Newly planted oil palm trees on a plantation in northern Colombia. Paul Furumo |
Knowing the steps is not the same thing as knowing how to dance. Similarly, policy interventions to stop deforestation are most effective when enacted in a certain order, according to a new Stanford study.
The first-of-its-kind analysis, published in Global Sustainability, provides a blueprint for public and private interventions that could help empower countries around the world to reverse the destruction of a precious global resource.
“Stopping deforestation is a classic collective action problem,” said study lead author Paul Furumo, a postdoctoral research fellow in Earth system science at Stanford’s School of Earth, Energy & Environmental Sciences (Stanford Earth). “While it is encouraging to see new public and private actors making commitments, we need to accelerate progress.”

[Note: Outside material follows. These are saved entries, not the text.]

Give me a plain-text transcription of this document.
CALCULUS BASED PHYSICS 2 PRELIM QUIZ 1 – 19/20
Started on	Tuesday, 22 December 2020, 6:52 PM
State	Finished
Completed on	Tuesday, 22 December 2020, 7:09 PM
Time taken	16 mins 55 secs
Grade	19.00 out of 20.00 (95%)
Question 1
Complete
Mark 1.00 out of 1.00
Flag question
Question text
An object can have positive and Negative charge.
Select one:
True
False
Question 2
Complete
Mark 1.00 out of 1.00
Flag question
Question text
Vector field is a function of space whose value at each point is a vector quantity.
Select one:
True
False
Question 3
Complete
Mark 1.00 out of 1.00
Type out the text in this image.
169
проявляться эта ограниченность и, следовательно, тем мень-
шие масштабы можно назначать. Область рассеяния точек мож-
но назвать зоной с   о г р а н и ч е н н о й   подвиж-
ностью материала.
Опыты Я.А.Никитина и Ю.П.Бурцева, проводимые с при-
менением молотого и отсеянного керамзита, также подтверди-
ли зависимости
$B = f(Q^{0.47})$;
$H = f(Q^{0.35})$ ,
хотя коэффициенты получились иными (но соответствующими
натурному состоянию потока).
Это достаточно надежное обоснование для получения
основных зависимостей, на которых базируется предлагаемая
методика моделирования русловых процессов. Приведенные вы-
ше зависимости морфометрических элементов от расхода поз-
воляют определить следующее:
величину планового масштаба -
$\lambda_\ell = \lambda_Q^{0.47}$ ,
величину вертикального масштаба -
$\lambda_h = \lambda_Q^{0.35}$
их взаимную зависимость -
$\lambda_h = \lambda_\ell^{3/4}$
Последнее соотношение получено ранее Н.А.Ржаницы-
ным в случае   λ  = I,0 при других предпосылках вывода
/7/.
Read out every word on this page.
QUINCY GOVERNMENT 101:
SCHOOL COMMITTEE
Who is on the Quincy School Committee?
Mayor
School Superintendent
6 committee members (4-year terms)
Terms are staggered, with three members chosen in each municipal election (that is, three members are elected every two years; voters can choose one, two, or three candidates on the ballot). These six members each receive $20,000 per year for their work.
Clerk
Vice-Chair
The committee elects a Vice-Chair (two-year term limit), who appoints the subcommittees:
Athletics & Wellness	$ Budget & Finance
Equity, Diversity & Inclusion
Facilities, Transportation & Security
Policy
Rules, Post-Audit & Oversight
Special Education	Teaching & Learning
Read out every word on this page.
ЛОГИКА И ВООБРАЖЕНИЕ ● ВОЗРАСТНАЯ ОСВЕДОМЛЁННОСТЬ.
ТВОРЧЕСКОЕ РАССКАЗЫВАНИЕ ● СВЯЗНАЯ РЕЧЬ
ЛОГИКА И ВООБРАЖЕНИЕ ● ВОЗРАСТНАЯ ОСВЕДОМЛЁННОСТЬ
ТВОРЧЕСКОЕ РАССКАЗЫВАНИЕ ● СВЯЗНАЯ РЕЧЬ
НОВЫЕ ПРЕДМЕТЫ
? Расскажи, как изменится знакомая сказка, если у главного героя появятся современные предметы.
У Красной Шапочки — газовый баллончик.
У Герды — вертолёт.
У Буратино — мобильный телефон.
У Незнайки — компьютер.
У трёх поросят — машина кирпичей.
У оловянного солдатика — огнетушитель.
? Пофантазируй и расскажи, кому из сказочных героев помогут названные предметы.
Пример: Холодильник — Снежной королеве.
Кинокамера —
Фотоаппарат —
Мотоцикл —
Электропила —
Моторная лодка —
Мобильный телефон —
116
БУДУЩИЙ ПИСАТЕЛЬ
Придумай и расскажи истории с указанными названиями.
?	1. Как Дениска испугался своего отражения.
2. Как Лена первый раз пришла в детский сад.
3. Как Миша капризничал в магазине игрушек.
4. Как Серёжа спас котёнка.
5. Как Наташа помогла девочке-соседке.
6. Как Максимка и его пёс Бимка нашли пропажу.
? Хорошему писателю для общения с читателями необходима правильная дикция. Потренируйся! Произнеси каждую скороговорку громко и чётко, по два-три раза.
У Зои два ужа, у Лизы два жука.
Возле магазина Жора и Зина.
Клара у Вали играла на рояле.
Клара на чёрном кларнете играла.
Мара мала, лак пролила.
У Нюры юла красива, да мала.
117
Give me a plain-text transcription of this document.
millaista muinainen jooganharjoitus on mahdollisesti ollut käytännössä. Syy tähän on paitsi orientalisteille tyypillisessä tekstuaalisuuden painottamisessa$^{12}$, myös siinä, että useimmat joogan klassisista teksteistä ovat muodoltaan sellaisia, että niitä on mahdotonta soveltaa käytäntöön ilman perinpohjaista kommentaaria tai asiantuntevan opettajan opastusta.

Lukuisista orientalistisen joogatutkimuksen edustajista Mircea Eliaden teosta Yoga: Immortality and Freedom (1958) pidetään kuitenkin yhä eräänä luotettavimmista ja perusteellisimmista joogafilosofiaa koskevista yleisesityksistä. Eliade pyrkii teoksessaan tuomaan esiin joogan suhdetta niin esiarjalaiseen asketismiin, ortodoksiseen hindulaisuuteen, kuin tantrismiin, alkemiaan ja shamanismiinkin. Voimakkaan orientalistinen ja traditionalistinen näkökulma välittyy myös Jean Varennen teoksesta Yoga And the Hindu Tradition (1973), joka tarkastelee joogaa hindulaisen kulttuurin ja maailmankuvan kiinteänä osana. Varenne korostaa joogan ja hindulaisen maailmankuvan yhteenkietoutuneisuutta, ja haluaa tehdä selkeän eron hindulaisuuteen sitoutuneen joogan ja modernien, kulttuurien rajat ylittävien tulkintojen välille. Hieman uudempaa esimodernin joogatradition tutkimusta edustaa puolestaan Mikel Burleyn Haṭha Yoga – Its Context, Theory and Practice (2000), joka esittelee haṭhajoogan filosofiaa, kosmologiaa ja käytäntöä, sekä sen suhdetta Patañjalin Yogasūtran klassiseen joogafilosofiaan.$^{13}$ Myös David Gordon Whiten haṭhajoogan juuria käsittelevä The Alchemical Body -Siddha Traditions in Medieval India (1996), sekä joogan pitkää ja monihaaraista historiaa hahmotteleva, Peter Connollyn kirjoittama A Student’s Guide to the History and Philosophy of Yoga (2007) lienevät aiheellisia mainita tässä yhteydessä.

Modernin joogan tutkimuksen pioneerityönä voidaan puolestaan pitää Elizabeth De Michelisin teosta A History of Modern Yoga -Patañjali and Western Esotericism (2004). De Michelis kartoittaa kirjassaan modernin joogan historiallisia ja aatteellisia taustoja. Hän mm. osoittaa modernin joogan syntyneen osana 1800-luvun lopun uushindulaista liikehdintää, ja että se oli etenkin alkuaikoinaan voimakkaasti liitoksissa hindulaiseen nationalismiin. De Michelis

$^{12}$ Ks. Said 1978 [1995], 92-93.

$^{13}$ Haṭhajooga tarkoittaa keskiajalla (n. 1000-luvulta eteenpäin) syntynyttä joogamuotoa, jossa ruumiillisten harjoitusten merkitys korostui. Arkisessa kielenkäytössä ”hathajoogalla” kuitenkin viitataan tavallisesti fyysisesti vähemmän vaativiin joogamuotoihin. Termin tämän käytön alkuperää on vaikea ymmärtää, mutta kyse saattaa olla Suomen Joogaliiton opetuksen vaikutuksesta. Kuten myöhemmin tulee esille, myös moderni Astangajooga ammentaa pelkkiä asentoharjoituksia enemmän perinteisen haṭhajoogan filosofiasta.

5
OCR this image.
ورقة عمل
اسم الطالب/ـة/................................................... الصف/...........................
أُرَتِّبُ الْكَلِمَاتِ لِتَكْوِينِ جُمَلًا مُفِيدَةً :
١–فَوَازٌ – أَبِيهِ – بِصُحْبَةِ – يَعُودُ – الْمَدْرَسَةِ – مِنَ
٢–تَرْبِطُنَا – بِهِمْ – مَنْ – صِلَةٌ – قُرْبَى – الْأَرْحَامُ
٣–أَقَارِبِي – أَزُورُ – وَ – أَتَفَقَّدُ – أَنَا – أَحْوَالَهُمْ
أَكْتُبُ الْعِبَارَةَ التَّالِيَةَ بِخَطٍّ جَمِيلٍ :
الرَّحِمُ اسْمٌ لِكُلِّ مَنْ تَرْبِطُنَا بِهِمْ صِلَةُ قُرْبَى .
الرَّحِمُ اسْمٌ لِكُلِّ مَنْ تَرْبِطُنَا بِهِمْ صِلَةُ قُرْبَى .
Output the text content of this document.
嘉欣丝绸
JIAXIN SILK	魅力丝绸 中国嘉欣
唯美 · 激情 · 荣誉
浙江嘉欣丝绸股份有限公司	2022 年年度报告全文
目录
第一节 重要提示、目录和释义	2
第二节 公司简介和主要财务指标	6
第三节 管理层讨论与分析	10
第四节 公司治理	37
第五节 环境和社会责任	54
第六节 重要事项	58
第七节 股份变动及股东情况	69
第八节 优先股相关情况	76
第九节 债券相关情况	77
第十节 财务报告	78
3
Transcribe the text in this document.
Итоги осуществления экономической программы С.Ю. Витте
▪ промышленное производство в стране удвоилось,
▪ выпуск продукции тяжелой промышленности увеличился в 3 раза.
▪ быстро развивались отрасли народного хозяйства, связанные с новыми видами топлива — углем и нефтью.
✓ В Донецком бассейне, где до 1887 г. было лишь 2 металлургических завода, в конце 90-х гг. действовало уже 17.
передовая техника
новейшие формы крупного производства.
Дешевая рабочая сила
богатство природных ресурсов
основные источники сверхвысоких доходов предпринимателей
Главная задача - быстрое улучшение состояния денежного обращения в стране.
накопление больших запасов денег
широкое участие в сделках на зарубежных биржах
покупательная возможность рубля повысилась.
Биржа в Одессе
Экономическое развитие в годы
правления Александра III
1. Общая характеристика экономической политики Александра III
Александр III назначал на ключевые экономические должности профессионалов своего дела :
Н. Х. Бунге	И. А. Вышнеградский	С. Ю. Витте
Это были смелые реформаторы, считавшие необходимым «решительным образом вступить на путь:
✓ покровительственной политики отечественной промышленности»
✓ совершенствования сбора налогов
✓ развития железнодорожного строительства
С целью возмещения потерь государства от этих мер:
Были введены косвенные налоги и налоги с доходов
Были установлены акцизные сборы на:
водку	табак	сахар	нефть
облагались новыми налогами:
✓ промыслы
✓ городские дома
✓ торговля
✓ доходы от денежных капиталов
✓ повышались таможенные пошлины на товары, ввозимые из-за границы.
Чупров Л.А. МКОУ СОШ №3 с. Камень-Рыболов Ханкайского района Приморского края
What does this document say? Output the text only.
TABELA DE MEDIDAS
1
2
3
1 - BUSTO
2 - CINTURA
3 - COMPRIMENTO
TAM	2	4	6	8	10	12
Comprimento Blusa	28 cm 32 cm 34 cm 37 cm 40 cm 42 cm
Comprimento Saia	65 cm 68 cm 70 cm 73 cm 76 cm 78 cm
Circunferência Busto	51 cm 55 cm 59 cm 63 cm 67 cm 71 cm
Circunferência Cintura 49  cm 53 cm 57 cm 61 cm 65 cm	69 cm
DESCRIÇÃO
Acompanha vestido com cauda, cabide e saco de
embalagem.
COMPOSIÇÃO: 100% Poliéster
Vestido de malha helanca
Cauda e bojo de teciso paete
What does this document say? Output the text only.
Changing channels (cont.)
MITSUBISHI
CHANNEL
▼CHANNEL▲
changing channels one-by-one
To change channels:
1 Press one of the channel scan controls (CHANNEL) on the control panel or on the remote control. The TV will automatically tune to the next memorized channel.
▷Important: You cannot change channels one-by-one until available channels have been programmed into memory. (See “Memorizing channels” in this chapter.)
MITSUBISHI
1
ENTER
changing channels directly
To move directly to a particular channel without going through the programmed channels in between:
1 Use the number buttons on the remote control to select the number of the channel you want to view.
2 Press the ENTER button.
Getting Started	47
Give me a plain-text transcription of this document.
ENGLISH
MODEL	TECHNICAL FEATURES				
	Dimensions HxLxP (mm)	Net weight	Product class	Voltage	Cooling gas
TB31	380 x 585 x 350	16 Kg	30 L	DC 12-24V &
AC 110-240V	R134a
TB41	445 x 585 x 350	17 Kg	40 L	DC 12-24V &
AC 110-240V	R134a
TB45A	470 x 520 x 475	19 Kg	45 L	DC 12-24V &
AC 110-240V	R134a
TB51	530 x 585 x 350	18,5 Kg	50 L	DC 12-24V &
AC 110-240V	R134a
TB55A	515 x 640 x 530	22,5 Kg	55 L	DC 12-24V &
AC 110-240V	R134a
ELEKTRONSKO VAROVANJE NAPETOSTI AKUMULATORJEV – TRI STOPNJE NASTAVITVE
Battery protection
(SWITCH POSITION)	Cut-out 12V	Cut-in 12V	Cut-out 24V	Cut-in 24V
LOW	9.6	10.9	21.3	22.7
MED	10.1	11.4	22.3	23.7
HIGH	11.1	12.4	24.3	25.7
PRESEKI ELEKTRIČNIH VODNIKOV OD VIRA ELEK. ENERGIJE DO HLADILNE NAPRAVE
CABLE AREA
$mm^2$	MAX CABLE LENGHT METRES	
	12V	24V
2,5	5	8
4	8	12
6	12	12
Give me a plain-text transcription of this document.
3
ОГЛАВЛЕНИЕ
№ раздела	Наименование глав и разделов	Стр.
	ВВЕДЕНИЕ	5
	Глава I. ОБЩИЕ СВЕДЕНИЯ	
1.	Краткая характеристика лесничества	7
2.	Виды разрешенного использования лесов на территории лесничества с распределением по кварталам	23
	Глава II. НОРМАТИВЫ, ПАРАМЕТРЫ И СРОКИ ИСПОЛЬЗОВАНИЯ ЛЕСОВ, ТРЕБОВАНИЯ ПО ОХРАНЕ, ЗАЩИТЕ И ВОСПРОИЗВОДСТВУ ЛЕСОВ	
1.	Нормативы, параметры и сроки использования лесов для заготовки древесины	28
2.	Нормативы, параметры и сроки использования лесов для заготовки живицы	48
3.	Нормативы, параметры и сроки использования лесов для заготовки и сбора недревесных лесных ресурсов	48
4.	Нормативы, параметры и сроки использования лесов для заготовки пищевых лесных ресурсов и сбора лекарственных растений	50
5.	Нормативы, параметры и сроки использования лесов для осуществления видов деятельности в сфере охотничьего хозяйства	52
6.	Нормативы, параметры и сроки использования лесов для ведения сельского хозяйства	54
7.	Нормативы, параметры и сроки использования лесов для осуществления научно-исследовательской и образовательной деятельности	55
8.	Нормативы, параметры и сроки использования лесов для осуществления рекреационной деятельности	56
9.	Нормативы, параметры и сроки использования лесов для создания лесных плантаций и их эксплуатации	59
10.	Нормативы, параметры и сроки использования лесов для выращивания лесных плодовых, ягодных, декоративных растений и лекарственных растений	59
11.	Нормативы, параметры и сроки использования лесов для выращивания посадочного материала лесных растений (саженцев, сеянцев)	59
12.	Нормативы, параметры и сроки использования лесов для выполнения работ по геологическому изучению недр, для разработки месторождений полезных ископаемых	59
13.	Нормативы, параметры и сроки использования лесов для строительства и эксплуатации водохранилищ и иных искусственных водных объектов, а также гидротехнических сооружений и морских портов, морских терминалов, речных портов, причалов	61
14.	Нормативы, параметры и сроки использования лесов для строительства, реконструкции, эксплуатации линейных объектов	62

Despite a slew of corporate commitments, national laws and international financial support aimed at slowing deforestation, the opposite has occurred. Forest loss over the past decade was greater than the previous decade, and the Amazon rainforest has seen a record level of destruction this past year.
“Deforestation is a wicked problem that eludes easy solutions,” said study coauthor Eric Lambin, a professor of Earth system science in Stanford Earth. “Targets, strategies and progress depend on a wide range of variables, such as geographic context, and stakeholders with diverse motivations, land uses and values. This has led to a messy mix of strategies that may be redundant or outright antagonistic.”